The “Marketable Condition Rule” used in oil and gas royalty valuation has been adopted in a growing minority of states, including Oklahoma. It is often viewed as an extension of the lessee’s “implied covenant to market” and states that production is not complete until the lessee has not only captured the production at the wellhead, but also has placed it in marketable condition. Any costs incurred to make the production marketable are not deductible from royalty.

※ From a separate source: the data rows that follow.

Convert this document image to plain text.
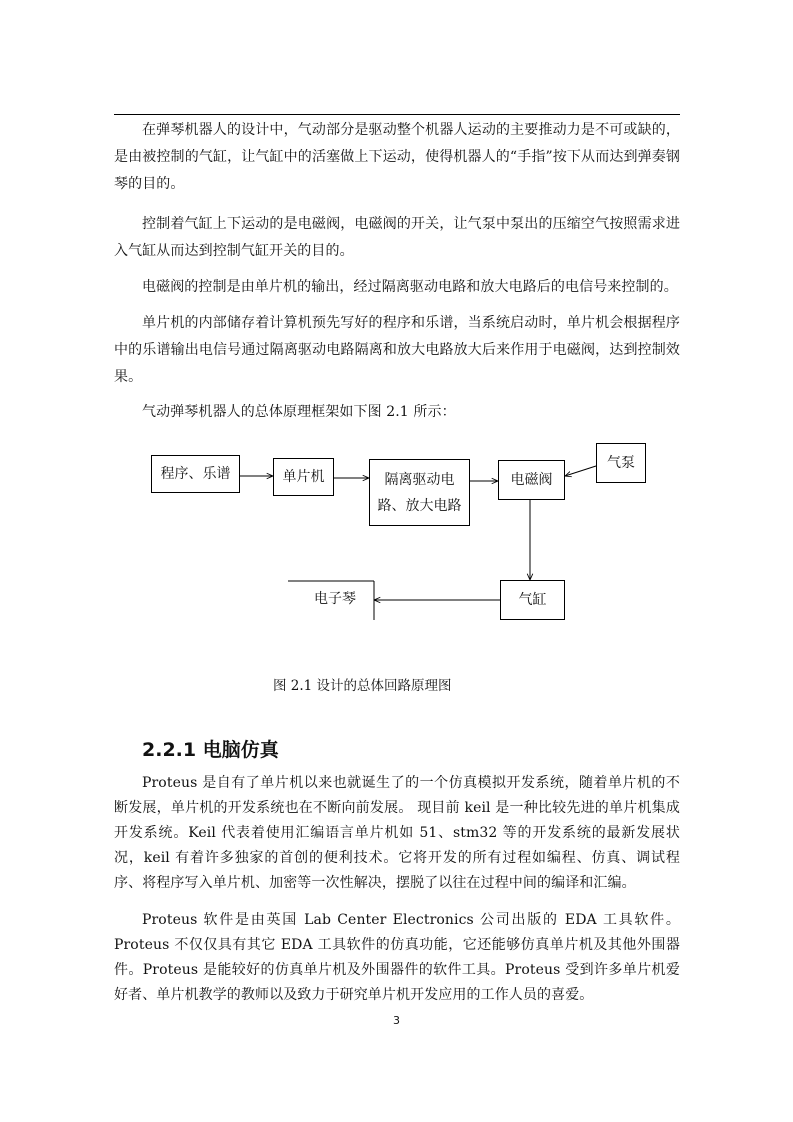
在弹琴机器人的设计中，气动部分是驱动整个机器人运动的主要推动力是不可或缺的，是由被控制的气缸，让气缸中的活塞做上下运动，使得机器人的“手指”按下从而达到弹奏钢琴的目的。

控制着气缸上下运动的是电磁阀，电磁阀的开关，让气泵中泵出的压缩空气按照需求进入气缸从而达到控制气缸开关的目的。

电磁阀的控制是由单片机的输出，经过隔离驱动电路和放大电路后的电信号来控制的。

单片机的内部储存着计算机预先写好的程序和乐谱，当系统启动时，单片机会根据程序中的乐谱输出电信号通过隔离驱动电路隔离和放大电路放大后来作用于电磁阀，达到控制效果。

气动弹琴机器人的总体原理框架如下图 2.1 所示：

程序、乐谱	单片机	隔离驱动电
路、放大电路
电磁阀
气泵
气缸
电子琴

图 2.1 设计的总体回路原理图

2.2.1 电脑仿真

Proteus 是自有了单片机以来也就诞生了的一个仿真模拟开发系统，随着单片机的不断发展，单片机的开发系统也在不断向前发展。 现目前 keil 是一种比较先进的单片机集成开发系统。Keil 代表着使用汇编语言单片机如 51、stm32 等的开发系统的最新发展状况，keil 有着许多独家的首创的便利技术。它将开发的所有过程如编程、仿真、调试程序、将程序写入单片机、加密等一次性解决，摆脱了以往在过程中间的编译和汇编。

Proteus 软件是由英国 Lab Center Electronics 公司出版的 EDA 工具软件。Proteus 不仅仅具有其它 EDA 工具软件的仿真功能，它还能够仿真单片机及其他外围器件。Proteus 是能较好的仿真单片机及外围器件的软件工具。Proteus 受到许多单片机爱好者、单片机教学的教师以及致力于研究单片机开发应用的工作人员的喜爱。

3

Oklahoma, for one, has failed to enunciate a standard for marketability however, which makes it especially difficult for royalty owners trying to determine whether their lessee has complied with the rule. It also makes for an especially time-consuming process when courts attempt to determine the marketability of natural gas in litigation brought pursuant to the rule. Lacking a standard definition; the courts must look at the specifics of each case to determine whether the gas in question was placed in “marketable condition” before being transported or sold. Additionally, determining marketability on a case-by-case basis virtually ensures that anyone engaged in litigation brought pursuant to the rule will face a very burdensome and expensive litigation process; the results of which will be of little help in any other case.

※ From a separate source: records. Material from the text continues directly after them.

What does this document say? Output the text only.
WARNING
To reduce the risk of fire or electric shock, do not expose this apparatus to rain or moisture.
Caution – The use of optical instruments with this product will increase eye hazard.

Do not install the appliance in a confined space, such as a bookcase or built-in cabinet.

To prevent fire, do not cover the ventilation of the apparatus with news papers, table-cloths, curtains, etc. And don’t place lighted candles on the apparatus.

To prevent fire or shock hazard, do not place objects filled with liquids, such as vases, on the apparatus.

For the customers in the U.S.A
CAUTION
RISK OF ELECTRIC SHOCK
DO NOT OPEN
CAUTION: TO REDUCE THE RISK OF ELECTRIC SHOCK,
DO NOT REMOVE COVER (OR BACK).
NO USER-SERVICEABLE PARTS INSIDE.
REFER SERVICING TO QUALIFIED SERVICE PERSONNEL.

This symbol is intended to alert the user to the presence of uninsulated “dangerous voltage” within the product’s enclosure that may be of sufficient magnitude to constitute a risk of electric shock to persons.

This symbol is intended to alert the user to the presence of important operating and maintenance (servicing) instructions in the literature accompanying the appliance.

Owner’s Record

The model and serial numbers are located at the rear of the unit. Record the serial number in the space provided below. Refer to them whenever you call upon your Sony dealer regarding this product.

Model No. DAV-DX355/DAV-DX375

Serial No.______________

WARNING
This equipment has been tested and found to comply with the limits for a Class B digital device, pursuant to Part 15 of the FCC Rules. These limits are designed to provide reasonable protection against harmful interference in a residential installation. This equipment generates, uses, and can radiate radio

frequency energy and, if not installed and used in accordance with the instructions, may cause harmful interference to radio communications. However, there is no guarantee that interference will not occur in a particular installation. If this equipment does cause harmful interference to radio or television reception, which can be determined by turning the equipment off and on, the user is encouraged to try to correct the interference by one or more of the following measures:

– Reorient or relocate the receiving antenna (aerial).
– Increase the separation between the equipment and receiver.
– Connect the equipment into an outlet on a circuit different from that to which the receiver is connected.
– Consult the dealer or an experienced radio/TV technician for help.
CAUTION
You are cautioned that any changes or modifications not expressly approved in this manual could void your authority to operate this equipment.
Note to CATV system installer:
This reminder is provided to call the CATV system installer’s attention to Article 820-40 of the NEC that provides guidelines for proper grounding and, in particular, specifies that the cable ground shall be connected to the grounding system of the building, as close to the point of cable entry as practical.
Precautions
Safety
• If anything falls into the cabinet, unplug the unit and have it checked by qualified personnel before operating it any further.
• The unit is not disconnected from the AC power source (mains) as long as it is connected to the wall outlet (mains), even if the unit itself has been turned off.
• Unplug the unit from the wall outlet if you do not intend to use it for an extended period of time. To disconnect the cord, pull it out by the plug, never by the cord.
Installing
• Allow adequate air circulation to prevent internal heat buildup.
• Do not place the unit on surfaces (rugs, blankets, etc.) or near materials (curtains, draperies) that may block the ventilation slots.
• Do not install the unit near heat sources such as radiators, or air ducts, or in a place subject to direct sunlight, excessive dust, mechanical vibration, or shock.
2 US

The marketable product states need to instead define marketability using physical standards similar to those required by major commercial gas purchasers, by major gas gathering systems, and/or on standards required by the U.S. Government on its land based leases. A tangible definition would enable the courts to more certainly address marketability issues, and would allow royalty owners to more easily determine whether their gas was in marketable condition before being sold or transported off the lease, especially in cases where no market exists at the well.

Currently, even sour gas (gas containing corrosive hydrogen sulfide) is “marketable” to a purchaser possessing sweetening facilities, though most industry participants would not consider sour gas to be marketable at all, except to such purchasers. A court in Oklahoma could, under the current rule, find such gas to be marketable if a purchaser possessing sweetening facilities were available at the well, and allow royalty to be paid on the value the lessee receives for it from such a purchaser, rather than on the price received by the purchaser upon resale of the sweetened gas. Though the lessee made no direct deductions from royalty for sweetening, the costs of removing the contaminant were nonetheless indirectly deducted by the purchaser. If there had been no purchaser possessing sweetening facilities willing to purchase the sour gas, and the lessee had instead decided to build its own sweetening facility, it is unlikely the lessee would have been able to deduct the lessor’s share of such a facility, because a court would likely find that the gas was not marketable in that form since no one was willing to buy it that way.

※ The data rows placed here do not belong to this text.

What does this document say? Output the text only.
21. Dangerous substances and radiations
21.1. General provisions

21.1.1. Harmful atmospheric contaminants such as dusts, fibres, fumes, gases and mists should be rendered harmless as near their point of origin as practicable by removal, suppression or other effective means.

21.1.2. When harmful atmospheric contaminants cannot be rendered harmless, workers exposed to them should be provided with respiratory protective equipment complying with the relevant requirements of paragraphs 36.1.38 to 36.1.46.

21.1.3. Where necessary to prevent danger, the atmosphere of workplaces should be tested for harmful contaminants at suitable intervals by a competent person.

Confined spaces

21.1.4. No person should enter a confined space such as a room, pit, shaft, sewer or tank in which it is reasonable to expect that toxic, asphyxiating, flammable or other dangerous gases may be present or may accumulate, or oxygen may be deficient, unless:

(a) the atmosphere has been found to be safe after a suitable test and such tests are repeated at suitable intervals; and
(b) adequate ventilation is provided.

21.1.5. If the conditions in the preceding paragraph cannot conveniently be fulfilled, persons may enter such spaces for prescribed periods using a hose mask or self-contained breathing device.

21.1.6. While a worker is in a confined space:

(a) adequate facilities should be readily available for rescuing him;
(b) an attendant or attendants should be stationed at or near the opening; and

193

If there were in fact a more tangible definition of the marketable product rule, based more on the physical properties of natural gas rather than simply its ability to be sold, then there would be no reason for such an illogical scenario as the one above where deductions are allowed to be made (indirectly) by a purchaser with sweetening facilities, but are not allowed to be made (directly) by the lessee when no such purchaser is available. It would also make it easier for those royalty owners willing to do so, to determine marketability on their own. Royalty owners often have no idea what is done to their gas after it emerges from the well; nor do they know for certain which, if any, of those costs they are required to share. If they knew what physical state their gas had to be in before being marketable, and what condition it was in as it emerged from the well, then it would be easier to determine which costs of improving the gas they were required to share.

The rule in its current form may even cause some lessees to forego mutually beneficial marketing opportunities, and instead sell to a monopolistic wellhead purchaser; since a lessee cannot currently predict with certainty that the lessor would share in the costs of improving the gas or transporting it to a higher-priced market. If a fair, easily verifiable, and unmolestable definition of marketability were adopted, perhaps a more standardized lease form would be acceptable to royalty owners. This would mitigate many of the current accounting nightmares and expense faced by lessees in their attempts to accommodate various lease types, and would also simplify lease interpretation by the courts.